Alatri, l’esecuzione in piazza e i silenzi del paese. Così prevale l’omertà

Come reagirebbe ciascuno di noi se assistesse a un feroce pestaggio e a un’esecuzione in piazza? Con la stessa viltà e persino con la stessa omertà dei tanti testimoni, troppi, che nella piazza di Alatri – in provincia di Frosinone, non di Caracas – hanno permesso e dunque alla fine protetto l’assassinio di Emanuele Morganti, massacrato a calci, pugni e sprangate e finito con un colpo di cric?
L’omertà, che è il rifiuto di collaborare con la giustizia, è appena un po’ diversa, ma la viltà di Alatri è esattamente quella che aprì il Giorno della civetta nel 1961: «facce di ciechi, senza sguardo» dinanzi al delitto. La grande differenza è la fiaccolata “dopo”. A quei tempi, infatti, l’indomani non si “fiaccolava” invocando vendetta e dunque nuova violenza. La reazione a caldo invece è proprio uguale: nessuno è intervenuto, nessuno ha organizzato un soccorso. Eppure i tanti testimoni, proprio perché tanti, potevano anche loro fare massa – massa è potere direbbe Canetti –, massa contro massa, folla contro branco.
È comprensibile che dinanzi alla furia si rimanga paralizzati come dinanzi all’esondazione di un fiume. Ed è facile essere eroi con il senno di poi. Però la viltà rimane, e somiglia all’omissione di soccorso prima che all’omertà.
Bene o male infatti i testimoni adesso confusamente si sfogano, e spiegano pure che i buttafuori sono sempre avanzi di galera, e ammettono che nelle discoteche ci si sballa troppo, e ovviamente distinguono gli albanesi dagli italiani. Ma tra i testimoni di Alatri ci sono conti da regolare, e la verità ha il nome e il cognome di chi ha dato il colpo di grazia. Ebbene, per adesso, la verità è tutto quel che non sappiamo. I giovani, che ora collaborano attivamente azzuffandosi e indignandosi, venerdì notte erano il paese, erano l’Alatri degli ignavi danteschi, non certo complice ma di sicuro coinvolto moralmente. E non perché Alatri sia speciale. Non è un’enclave premoderna, non è una caverna di trogloditi ma anzi è un soave paesotto di una bella Italia minore, poco conosciuta come la gran parte delle aree appenniniche, da Bobbio all’Aspromonte; un’Italia dove, a prima vista, i valori e le virtù civiche si conservano meglio.
E non ci sono clochard, lo psicanalista non ha ancora sostituito il parroco e il barbiere, per le strade non c’è l’assoluta indifferenza urbana della metropoli. E dunque se qualcuno si sente male o se qualcuno si comporta male, tutti lo vengono a sapere.
Ora sappiamo che anche questa Italia ha paura, e che dinanzi alla ferocia si paralizza per ignavia.
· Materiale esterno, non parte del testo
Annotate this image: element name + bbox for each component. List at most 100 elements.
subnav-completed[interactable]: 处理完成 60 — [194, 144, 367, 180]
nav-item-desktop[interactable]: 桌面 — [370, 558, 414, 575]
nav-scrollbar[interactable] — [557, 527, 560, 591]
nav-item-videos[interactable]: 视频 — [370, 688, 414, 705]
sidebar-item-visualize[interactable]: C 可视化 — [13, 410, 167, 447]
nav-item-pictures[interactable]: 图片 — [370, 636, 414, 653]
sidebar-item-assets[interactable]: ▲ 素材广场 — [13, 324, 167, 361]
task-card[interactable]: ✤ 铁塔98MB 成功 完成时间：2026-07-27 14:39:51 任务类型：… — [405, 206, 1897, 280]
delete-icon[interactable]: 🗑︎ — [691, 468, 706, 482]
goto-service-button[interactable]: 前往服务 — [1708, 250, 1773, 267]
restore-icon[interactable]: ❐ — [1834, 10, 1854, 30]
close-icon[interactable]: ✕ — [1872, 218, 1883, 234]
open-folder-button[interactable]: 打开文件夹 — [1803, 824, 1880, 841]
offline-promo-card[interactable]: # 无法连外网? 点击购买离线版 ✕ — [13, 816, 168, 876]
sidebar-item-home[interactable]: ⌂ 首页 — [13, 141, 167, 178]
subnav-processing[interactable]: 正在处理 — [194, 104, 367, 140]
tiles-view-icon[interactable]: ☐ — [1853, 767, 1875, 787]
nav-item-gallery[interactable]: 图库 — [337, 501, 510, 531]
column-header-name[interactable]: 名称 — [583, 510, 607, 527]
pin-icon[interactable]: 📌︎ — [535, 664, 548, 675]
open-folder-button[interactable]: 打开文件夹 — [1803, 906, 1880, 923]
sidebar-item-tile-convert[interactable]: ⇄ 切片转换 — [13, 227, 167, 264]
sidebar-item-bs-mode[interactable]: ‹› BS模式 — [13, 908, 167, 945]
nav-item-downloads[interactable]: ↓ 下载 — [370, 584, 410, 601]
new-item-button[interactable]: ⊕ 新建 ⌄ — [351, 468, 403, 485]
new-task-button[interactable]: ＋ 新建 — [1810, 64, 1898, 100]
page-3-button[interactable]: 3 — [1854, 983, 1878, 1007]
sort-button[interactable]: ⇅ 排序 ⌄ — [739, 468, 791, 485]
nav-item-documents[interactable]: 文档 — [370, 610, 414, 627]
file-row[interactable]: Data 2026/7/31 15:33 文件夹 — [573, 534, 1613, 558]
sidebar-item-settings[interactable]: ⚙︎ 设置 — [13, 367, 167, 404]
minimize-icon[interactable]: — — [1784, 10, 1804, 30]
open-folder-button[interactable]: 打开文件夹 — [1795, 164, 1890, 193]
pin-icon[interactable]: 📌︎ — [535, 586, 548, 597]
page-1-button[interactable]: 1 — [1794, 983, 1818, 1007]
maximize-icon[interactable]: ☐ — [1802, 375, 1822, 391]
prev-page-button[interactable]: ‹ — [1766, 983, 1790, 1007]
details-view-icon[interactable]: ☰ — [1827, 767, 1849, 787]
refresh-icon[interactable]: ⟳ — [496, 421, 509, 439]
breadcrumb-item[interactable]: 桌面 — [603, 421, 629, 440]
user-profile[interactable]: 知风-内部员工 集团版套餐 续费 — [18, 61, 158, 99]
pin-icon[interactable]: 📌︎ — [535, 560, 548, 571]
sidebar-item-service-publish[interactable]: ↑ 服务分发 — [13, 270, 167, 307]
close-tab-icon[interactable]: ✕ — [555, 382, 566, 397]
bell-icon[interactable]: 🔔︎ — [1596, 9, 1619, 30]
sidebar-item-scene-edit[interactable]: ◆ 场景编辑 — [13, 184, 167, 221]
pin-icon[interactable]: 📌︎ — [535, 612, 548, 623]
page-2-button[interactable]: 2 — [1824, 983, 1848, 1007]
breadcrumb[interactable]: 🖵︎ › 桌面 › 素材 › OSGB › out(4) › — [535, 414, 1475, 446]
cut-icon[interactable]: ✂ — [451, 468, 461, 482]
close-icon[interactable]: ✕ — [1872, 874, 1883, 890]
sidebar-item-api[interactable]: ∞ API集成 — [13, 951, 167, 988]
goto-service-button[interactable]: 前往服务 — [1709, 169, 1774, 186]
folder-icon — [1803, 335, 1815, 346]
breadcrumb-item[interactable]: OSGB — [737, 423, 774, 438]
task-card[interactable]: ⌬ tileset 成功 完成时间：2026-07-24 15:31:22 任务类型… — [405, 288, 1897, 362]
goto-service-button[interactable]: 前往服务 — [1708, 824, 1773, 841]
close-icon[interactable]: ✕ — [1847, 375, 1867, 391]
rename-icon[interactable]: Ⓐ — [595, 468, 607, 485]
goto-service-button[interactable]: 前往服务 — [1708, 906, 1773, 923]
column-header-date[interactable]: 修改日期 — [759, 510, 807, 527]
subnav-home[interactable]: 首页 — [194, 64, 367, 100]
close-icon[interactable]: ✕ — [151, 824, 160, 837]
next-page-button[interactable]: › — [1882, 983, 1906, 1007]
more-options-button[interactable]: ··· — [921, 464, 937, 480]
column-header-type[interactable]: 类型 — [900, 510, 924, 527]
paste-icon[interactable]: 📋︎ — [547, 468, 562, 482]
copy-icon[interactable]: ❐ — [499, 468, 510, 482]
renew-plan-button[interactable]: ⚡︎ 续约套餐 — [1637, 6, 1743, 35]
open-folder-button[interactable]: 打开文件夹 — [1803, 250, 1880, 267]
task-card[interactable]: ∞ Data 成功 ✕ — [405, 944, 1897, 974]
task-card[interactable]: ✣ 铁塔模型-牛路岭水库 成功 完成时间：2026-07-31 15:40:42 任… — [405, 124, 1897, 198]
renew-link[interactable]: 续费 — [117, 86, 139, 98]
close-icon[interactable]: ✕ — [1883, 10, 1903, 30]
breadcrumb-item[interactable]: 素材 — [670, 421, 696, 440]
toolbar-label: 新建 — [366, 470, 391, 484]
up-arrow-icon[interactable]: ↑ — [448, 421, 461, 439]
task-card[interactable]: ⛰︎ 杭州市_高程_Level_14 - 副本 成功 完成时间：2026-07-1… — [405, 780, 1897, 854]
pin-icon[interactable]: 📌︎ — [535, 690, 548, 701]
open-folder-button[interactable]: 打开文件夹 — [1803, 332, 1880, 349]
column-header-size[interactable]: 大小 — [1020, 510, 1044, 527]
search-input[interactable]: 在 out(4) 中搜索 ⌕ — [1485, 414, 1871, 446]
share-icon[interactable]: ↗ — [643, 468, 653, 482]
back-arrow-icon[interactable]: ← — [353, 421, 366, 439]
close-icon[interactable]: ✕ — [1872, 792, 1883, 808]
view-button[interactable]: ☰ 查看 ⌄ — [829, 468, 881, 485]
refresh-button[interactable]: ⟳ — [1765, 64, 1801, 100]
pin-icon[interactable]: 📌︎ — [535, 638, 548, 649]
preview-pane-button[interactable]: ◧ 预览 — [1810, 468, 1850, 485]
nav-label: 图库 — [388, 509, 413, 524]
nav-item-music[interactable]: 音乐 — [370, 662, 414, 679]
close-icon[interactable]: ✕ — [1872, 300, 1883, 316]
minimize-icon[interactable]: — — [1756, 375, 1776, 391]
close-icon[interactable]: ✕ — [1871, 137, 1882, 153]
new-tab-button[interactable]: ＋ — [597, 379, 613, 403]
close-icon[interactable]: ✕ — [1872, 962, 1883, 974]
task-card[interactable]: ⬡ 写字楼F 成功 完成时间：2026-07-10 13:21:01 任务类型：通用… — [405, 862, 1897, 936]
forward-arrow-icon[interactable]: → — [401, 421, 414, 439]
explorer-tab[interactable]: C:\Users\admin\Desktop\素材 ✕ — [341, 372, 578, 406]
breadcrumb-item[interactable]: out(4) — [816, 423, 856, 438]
E solo se costretta si proietta, rivela, partecipa. Appena la settimana scorsa avevamo scoperto che, molto più a nord, a Vigevano, che non è lo scenario di Pulp Fiction ma una città del primo Rinascimento con la razionalità della sua piazza bramantesca, insegnanti, bidelli, genitori e vicini di casa, insomma gli adulti non si erano accorti che dieci dei loro figli minorenni, organizzati in banda, assaltavano treni e aggredivano gli altri ragazzi per strada. Erano arrivati a violentare e a ridurre in schiavitù un loro compagno di 15 anni portato al guinzaglio, come in un film di Tarantino.
Eppure nessuno ha segnalato nulla, né un carattere che si guastava, né un dettaglio di violenza a scuola, né una stranezza in casa. Come accade con quei suoni che hanno una frequenza che l’udito non percepisce, così un’intera comunità, in anestesia morale, non vedeva cosa le passava sotto il naso: per ignavia, per paura di compromettersi, per vigliaccheria perbenista. E che genere di omertà è quella che a Parma, per ben sei anni, ha protetto gli stupratori del Centro sociale Raf (Rete antifascista) che avevano drogato e violentato una ragazza filmando tutto in una clip che solo per caso, dopo tanto divertimento tra compagni, è finita in mano ai carabinieri? Un’omertà “antagonista”, ideologica, da disordine giovanile verso “compagni che sbagliano” o di nuovo è stata l’ignavia, supportata come ci ha raccontato Maria Novella De Luca, dall’alibi politico- culturale (si fa per dire) che «con gli sbirri non si parla»?
C’è l’odio malato del Paese nell’aumento dei disturbi di gruppo, delle violenze da branco, che erano tipiche dei territori di guerra e di conquista e oggi sono gli stati umorali allucinati di troppi giovani italiani che ci lasciano a bocca aperta. Non ci sono sociologismi e psicanalisi da esibire: la cronaca nera non si commenta, anche quando la nostra impotenza somiglia a quella dei testimoni che non intervengono.
Però sempre di più le violenze di branco ci rivelano l’ignavia come carattere italiano. Così nella vicenda dello stupro di Pimonte (in 11, ora condannati a un anno e mezzo di “volontariato”), così a Torino… e così dovunque. E merita l’abbraccio di tutti genitori del mondo quel padre che ha postato su Facebook la foto del figlio pestato in mezzo alla strada e in pieno giorno: una faccia tumefatta come monito, scoraggiamento, prevenzione e antidoto anche all’ignavia, che si combatte con la solidarietà attiva e non con la violenza. Invece in questa Italia eccitata e imbruttita dalla rabbia sociale anche le fiaccolate spesso diventano un “dalli al colpevole”, come a Vasto dove, due mesi fa, istigarono un giovane a farsi giustizia da solo. Purtroppo infatti la violenza è contagiosa. E l’ignavia allo specchio è la vendetta, è la pistola dei giustizieri privati.
Perciò la fiaccolata, convocata per domani ad Alatri, ha già il sapore della vendetta di Alatri su se stesso; sul ricordo, insopportabile come quello del ragazzo morto, del paese che è rimasto fermo a guardare, dei troppi giovani che non hanno avuto il coraggio di aiutarlo.